Frequently Asked Questions

When was Double Masters released?
Double Masters (2XM) was released on 7 August 2020. It's a standalone reprint set with no block membership, available in both regular booster packs and a premium VIP Edition.
How many rares are in a Double Masters booster pack?
Every Double Masters booster pack contains two rare or mythic rare cards, plus two foil cards of any rarity. This double-rare structure was a first for a Magic set at this scale and is the origin of the 'Double' in the set's name.
What are the most valuable cards in Double Masters?

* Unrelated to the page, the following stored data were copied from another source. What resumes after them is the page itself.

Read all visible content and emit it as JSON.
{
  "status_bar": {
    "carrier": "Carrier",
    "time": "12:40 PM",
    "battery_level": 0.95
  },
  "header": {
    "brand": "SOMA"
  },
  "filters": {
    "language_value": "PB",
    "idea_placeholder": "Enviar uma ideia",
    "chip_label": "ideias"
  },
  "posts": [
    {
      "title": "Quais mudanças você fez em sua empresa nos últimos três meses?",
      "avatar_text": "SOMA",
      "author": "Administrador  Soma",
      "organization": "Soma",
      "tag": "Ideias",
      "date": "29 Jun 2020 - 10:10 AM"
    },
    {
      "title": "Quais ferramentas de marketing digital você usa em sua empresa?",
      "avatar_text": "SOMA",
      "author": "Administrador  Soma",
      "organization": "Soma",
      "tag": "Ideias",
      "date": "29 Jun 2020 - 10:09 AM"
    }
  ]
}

Some of the most significant reprints in Double Masters include Mana Crypt, Jace, the Mind Sculptor, Force of Will, Snapcaster Mage, Dark Confidant, Doubling Season, Noble Hierarch, and Atraxa, Praetors' Voice. These cards were chosen partly because of their historically high secondary market prices.
Is Double Masters good for drafting?
Yes, though it plays differently from a Standard-legal Draft set. The format is built around an artifacts-matter theme, with aggressive artifact-based Blue-Red or White-Blue decks as the backbone. Because every pack has two rares, the power level is higher than most Draft formats — your deck will likely include several cards that would be rare-drafted elsewhere.
What is the Double Masters VIP Edition?
The VIP Edition is a premium booster product containing 33 cards per pack, including borderless showcase foil rares or mythics, foil commons and uncommons, and sketch-art cards — a treatment showing pencil-stage artwork beneath the finished illustration. It's primarily a collector's product and was priced significantly higher than standard booster packs.
Does Double Masters change what formats its reprinted cards are legal in?
No. Reprinting a card in Double Masters doesn't change its format legality. Cards are legal in whatever formats they were already legal in before the reprint — and banned cards remain banned. 2XM affects availability and price, not legality.